Regarding the much-asked question of why the police didn’t shoot to disable rather than kill, Kimberly Crawford, one of the hired experts and a former supervisory special agent for the FBI, dismisses such expectations as “Hollywood.” Besides, she adds, “whether Rice looked his age or not is irrelevant to the determination of reasonableness.” She quotes the Seventh Circuit case of Pena v. Leombruni: “Very little mentation is required for deadly action. A rattlesnake is deadly but could not form the mental state required for a conviction of murder.” This, Crawford says, “is not to suggest that law enforcement officers would shoot a toddler with a gun. Most law enforcement officers would rather take a bullet than shoot a toddler. However, Tamir Rice was…perfectly capable of inflicting death or serious physical injury.”
That perceived capability underwrites our repetitive American tragedy.

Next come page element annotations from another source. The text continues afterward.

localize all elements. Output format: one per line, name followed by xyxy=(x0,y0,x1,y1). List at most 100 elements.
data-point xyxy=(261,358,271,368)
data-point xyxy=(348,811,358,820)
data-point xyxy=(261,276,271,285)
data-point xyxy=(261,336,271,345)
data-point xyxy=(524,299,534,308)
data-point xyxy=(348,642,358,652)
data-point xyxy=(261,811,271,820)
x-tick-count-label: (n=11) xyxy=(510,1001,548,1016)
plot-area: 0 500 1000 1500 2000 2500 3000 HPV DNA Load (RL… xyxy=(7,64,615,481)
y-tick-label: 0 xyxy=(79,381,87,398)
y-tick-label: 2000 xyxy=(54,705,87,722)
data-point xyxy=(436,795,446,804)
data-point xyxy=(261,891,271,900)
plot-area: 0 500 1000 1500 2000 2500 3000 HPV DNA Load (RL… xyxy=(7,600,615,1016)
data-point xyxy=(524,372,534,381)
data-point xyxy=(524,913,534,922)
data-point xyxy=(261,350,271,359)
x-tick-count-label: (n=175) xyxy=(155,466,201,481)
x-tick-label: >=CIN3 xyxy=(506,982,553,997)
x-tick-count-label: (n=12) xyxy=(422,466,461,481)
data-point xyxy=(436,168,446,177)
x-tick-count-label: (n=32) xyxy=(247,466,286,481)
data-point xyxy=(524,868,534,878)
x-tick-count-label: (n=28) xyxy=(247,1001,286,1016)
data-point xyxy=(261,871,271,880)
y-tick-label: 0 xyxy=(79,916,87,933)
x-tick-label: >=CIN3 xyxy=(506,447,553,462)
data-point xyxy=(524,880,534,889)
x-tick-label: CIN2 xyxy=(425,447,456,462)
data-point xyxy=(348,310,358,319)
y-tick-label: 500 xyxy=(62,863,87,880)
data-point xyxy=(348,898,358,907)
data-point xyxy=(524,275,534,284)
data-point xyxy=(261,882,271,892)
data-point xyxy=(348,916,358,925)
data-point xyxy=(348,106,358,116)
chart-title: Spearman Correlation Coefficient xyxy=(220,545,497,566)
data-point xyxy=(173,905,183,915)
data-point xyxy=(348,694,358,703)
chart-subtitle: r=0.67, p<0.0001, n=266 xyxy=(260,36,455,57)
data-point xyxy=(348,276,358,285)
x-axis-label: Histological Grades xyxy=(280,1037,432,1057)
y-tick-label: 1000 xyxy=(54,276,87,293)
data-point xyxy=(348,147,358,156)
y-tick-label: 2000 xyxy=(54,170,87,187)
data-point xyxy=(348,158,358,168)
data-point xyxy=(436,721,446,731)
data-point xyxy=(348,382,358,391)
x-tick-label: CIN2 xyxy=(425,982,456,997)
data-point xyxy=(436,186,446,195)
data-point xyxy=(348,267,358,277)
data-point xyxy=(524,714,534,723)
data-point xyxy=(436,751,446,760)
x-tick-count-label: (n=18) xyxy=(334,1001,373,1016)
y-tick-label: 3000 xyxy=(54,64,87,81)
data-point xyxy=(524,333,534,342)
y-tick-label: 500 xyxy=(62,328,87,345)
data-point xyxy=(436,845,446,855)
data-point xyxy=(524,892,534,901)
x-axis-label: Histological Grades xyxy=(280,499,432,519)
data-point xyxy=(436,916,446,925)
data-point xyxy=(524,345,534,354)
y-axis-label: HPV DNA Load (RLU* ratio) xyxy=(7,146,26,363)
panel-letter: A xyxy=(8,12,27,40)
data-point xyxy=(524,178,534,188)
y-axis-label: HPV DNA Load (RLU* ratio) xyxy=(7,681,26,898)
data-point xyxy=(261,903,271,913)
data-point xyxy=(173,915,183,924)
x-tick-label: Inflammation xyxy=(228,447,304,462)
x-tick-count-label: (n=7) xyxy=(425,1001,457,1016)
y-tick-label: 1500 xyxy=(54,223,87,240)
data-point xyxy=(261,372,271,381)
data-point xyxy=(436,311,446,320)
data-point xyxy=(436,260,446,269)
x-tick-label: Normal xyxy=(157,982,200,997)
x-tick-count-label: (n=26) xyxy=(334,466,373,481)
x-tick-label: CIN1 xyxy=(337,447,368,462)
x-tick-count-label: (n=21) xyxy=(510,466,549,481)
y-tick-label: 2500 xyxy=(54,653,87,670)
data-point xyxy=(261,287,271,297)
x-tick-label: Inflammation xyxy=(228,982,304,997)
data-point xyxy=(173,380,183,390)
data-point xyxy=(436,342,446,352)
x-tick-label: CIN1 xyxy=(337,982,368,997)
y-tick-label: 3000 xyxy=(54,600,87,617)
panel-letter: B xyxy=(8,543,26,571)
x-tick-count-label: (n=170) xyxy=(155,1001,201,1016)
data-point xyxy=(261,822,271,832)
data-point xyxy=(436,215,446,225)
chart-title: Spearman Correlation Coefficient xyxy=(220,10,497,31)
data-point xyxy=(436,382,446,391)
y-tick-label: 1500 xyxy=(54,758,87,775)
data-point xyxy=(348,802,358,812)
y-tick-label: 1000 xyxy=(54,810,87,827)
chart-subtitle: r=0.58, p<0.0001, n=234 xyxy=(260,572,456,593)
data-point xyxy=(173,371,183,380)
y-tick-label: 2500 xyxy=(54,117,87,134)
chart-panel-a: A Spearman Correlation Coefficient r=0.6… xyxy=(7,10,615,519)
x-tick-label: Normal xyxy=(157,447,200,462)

The black superpredator. Our enchantment with guns. And, of course, the ubiquitous fear of rattlesnakes.
Crawford writes that “the question of whether [the officers] could have avoided the situation had they used better tactics is one that is worthy of consideration from the perspective of policy and training,” but warns against “armchair quarterbacking.” She quotes Smith v. Freeland, a Sixth Circuit case, for the proposition that “we must never allow the theoretical, sanitized world of our imagination to replace the dangerous and complex world that policemen face every day.” With Tamir Rice’s sunny, shortsighted, little-boy existence thus assigned to the realm of a sanitized imaginary, his death may be deemed “objectively reasonable.”